1) Lease B is surrendered.
2) A dry hole is drilled on Lease A at a cost of $250,000. As a result, Green feels that Lease A is worth only 1/4 of the amount capitalized as unproved property.
(Note: successful efforts and full cost impairment amounts will be different.)
3) An additional well (development) is drilled on Lease C at a cost of $300,000.
Proved reserves at 12/31/20 are estimated to be 230,000 total gross barrels, and proved developed reserves are estimated to be 90,000 total gross barrels.
During 2020, 25,000 total gross barrels of oil are produced and sold for $70/bbl.
Lifting costs are $14/bbl. Future development costs are estimated to be $150,000.
REQUIRED: Using the data above:

a. Prepare journal entries assuming full cost (ignore revenue entries and assume no exclusions from the amortization base).

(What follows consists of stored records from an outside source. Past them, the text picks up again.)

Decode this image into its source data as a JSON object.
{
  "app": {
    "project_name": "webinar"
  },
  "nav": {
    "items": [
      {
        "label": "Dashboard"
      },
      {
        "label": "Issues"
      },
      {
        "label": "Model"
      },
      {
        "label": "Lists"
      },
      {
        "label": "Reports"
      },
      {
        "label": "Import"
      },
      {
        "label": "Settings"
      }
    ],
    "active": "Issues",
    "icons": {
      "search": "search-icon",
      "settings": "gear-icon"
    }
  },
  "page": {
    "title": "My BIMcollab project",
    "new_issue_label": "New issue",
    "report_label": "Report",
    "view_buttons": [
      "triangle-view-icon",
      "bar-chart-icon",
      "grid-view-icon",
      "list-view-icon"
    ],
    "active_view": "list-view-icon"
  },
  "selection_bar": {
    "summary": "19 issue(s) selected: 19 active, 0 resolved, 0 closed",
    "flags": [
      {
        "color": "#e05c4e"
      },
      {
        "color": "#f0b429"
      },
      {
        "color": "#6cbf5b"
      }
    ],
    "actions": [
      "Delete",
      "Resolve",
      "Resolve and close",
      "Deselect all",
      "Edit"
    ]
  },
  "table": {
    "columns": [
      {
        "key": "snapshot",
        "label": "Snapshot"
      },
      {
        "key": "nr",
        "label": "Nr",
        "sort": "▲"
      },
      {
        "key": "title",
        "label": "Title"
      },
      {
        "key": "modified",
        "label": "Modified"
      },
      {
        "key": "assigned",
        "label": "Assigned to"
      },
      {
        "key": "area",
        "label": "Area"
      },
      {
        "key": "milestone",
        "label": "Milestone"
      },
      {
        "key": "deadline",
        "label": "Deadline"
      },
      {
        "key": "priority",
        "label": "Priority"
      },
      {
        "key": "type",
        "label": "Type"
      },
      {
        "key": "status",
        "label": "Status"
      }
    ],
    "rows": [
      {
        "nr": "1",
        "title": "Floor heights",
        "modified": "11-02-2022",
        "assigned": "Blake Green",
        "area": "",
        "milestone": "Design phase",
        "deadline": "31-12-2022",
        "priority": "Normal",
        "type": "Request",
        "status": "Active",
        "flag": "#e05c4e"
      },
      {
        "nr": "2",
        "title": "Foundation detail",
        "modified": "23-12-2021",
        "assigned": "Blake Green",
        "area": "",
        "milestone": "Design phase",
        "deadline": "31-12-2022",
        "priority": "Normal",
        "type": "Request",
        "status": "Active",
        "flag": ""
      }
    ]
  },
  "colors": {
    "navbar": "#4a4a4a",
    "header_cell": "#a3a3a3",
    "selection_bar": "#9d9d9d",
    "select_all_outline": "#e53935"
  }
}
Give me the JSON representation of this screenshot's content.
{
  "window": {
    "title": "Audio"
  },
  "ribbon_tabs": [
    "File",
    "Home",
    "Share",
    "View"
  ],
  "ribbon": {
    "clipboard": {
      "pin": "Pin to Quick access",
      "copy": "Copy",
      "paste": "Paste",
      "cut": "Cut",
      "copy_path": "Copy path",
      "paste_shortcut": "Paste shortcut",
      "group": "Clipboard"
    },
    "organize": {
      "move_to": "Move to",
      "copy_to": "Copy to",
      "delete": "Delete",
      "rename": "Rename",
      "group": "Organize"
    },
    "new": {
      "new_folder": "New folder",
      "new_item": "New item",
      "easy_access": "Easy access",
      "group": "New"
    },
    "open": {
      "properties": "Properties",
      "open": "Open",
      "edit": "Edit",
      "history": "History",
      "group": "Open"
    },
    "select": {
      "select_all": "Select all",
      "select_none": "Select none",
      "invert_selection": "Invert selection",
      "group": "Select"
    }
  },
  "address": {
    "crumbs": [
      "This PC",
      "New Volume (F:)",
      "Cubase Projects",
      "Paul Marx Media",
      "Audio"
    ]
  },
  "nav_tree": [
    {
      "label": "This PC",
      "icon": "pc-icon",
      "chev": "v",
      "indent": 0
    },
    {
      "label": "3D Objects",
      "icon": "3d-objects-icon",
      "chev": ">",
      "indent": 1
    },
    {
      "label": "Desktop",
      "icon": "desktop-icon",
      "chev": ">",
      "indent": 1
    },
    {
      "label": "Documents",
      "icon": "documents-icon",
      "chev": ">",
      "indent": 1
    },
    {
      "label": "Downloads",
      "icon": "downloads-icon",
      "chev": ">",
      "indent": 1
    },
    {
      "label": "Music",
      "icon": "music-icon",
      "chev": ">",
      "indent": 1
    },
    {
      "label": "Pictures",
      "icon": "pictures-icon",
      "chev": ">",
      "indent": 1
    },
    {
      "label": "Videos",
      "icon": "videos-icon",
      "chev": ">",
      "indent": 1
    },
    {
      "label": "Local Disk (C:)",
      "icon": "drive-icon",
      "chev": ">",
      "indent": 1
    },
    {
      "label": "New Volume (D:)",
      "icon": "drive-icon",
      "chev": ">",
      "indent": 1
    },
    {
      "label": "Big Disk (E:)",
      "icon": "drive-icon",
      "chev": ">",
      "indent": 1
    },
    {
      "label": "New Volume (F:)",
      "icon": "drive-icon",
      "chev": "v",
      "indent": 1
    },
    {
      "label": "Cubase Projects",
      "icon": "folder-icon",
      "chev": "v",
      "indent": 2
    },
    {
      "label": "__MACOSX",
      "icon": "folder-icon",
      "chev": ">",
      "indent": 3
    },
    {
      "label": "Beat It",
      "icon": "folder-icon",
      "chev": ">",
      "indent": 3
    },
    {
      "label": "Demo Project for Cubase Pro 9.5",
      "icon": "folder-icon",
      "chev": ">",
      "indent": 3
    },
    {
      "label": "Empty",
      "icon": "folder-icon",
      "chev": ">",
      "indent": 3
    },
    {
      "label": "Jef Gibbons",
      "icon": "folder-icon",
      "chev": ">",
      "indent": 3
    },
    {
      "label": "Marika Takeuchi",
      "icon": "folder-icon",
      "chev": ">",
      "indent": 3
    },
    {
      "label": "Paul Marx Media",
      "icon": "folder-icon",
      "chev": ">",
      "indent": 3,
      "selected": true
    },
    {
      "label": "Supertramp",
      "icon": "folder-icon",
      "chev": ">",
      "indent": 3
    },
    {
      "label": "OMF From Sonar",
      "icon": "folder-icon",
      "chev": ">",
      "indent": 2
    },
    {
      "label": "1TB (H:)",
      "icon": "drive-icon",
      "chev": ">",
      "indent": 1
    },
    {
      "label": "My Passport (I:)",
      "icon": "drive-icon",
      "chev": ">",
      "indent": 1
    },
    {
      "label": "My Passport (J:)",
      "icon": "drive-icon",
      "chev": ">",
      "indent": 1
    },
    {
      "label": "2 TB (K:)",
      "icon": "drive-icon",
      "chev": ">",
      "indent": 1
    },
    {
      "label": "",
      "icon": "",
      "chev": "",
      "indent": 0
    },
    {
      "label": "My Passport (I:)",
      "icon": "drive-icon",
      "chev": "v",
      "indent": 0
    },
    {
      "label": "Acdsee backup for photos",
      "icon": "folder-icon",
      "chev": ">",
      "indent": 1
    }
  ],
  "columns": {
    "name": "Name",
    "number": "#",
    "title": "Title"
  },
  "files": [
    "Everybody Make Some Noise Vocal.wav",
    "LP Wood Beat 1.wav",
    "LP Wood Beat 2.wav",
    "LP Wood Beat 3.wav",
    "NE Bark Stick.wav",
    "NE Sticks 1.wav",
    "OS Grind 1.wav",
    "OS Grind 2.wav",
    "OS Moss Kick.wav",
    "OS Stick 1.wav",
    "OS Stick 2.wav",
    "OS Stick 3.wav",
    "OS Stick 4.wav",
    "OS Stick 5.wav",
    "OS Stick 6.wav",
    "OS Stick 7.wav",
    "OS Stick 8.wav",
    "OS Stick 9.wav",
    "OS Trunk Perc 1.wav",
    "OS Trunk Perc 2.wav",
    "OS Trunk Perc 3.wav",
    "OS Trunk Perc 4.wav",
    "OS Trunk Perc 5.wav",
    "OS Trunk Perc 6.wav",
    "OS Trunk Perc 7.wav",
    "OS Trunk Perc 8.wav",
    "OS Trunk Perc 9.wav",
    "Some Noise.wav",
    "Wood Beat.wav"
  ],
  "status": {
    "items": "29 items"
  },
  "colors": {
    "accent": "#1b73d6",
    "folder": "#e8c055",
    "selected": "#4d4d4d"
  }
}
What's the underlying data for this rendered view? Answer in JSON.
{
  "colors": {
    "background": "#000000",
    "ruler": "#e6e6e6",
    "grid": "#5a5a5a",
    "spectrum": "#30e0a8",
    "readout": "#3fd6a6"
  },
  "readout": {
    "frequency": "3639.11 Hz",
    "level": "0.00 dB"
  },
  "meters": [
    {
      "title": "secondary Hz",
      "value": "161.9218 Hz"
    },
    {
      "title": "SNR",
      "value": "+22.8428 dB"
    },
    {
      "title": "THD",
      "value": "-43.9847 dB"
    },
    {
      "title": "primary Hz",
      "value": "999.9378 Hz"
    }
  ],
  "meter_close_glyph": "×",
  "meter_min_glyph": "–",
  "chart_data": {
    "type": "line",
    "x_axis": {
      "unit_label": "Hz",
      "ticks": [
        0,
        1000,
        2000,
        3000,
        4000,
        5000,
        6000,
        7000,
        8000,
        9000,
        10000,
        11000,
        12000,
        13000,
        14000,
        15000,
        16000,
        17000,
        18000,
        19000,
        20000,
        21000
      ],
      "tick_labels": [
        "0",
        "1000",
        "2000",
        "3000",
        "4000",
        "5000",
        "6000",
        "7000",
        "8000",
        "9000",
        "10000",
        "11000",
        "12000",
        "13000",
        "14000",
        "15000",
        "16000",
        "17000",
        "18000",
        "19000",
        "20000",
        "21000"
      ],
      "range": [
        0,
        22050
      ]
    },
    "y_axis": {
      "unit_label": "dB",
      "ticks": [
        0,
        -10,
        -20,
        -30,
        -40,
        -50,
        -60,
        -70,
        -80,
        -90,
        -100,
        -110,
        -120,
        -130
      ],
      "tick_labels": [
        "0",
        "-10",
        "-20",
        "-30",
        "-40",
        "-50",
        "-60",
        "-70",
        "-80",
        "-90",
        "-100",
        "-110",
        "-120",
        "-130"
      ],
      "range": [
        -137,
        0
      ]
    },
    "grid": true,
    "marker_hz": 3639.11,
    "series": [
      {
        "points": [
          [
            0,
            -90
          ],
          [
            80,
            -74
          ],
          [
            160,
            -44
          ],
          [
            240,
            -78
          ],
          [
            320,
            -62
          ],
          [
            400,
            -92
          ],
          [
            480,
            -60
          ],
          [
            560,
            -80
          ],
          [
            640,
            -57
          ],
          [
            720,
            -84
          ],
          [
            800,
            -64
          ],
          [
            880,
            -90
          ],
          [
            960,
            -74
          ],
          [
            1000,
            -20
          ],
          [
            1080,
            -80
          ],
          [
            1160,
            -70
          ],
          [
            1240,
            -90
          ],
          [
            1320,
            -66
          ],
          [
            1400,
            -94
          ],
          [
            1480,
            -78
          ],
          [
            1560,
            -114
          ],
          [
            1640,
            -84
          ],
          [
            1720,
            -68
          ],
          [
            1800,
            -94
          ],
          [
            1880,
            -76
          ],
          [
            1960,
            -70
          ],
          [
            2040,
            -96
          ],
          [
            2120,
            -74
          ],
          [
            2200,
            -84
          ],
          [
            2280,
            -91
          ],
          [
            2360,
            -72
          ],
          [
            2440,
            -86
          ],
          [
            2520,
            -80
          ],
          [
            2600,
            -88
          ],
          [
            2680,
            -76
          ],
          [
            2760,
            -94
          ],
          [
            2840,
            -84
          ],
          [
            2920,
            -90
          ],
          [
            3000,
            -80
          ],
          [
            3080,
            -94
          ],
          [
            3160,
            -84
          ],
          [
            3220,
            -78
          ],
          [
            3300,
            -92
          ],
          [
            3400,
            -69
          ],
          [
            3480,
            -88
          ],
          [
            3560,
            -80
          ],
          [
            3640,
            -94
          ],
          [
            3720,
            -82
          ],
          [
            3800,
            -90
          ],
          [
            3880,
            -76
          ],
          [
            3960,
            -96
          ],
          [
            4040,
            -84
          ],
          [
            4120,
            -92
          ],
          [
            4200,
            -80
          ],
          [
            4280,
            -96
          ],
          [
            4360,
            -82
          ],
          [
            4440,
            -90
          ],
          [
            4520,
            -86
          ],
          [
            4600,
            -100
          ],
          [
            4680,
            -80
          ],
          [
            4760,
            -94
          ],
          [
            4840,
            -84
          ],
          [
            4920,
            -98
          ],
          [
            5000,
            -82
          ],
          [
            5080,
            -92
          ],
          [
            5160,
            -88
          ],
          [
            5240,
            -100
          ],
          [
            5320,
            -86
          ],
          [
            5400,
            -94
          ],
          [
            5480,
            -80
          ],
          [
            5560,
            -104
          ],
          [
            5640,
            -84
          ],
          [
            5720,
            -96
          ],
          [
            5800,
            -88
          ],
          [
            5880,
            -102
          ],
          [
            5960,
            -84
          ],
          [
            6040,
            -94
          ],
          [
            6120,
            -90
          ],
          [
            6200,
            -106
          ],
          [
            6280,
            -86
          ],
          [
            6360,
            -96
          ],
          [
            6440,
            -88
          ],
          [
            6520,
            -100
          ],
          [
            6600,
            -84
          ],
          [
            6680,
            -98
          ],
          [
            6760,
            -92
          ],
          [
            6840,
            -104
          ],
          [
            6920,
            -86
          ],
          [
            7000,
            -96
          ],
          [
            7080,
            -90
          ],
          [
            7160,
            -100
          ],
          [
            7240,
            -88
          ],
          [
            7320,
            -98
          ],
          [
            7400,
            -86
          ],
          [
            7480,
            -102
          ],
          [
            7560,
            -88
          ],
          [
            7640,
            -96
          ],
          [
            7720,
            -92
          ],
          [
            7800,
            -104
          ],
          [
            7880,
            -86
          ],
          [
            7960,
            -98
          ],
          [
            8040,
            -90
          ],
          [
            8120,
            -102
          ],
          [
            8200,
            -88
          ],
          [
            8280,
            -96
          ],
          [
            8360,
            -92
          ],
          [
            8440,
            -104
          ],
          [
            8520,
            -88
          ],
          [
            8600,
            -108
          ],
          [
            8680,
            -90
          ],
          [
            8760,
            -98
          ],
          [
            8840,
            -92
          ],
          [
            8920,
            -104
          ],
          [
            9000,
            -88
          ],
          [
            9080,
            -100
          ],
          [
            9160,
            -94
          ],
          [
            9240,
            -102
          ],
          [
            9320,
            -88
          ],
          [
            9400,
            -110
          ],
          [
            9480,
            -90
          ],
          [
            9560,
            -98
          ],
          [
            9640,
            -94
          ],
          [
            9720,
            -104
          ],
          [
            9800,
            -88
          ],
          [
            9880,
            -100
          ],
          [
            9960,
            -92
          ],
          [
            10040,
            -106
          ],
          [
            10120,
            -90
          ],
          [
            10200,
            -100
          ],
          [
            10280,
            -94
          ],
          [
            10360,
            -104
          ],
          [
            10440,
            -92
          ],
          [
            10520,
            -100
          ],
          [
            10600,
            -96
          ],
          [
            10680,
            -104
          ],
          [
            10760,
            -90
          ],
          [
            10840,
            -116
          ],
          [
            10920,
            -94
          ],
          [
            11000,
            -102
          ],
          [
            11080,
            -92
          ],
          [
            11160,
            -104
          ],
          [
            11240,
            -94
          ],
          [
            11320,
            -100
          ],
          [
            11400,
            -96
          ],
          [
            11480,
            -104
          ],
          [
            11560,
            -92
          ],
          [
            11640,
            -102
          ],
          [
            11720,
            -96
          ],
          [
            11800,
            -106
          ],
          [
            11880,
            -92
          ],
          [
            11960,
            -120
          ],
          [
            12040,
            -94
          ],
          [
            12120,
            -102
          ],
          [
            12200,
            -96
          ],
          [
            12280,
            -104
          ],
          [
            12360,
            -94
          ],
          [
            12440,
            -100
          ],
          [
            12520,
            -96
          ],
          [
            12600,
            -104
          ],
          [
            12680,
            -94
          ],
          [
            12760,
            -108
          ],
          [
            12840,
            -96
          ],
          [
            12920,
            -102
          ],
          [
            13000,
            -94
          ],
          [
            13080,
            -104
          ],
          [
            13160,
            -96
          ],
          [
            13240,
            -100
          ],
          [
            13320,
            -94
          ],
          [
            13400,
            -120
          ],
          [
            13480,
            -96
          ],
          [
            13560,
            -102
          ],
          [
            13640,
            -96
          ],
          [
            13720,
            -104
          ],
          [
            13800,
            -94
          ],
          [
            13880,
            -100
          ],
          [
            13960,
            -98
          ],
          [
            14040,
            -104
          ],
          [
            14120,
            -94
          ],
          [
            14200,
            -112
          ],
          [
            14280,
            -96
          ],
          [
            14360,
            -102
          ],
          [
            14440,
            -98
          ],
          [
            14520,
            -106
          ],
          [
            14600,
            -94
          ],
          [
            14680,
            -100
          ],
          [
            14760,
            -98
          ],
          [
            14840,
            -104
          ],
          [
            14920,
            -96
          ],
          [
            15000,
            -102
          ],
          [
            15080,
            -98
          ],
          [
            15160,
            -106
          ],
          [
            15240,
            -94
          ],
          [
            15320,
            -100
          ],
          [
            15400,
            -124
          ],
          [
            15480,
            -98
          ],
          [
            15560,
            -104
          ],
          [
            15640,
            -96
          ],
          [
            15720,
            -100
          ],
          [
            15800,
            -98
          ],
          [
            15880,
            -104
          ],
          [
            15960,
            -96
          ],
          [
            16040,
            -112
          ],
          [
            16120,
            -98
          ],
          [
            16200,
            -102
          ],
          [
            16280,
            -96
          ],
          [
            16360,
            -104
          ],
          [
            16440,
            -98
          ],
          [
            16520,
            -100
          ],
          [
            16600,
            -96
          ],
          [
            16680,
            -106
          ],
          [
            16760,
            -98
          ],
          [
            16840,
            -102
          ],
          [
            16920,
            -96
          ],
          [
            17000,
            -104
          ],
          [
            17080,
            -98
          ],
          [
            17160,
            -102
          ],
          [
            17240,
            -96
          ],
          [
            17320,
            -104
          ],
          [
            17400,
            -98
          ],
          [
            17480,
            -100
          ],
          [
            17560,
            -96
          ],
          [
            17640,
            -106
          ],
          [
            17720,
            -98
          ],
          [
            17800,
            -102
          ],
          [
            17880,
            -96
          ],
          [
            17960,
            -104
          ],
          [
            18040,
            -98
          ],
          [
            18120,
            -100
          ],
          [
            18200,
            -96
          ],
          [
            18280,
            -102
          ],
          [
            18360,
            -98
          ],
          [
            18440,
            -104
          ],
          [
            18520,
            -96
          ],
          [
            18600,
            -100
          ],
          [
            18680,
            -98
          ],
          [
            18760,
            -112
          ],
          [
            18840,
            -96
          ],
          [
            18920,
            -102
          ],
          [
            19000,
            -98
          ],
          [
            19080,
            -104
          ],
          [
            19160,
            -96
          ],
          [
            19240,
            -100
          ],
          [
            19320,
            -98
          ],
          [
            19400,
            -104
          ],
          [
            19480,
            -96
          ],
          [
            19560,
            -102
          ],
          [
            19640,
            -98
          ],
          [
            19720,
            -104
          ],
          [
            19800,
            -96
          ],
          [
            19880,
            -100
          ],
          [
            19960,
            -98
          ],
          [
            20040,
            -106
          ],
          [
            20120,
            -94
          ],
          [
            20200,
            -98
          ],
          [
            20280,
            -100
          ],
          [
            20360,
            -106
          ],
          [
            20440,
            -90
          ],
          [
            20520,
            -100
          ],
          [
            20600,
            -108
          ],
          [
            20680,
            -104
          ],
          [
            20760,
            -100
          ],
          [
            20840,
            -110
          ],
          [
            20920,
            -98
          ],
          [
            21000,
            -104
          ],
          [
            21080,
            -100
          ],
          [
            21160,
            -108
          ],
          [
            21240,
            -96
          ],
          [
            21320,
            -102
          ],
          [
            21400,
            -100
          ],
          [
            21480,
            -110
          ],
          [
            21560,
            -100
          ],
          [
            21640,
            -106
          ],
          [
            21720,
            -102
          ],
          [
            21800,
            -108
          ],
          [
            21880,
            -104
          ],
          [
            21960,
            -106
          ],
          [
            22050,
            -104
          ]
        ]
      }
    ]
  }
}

b. Prepare income statements under full cost and successful efforts for all three years, again assuming no exclusions from the full cost amortization base.
Ignore severance tax. Assume a 1/8 royalty interest.

c. Recalculate DD&A assuming Green is a full cost company and that Green excludes all possible costs from the amortization base.

d. Which of the journal entries given in part a above would have been different if Green had been excluding all possible costs from the amortization base rather than including all costs?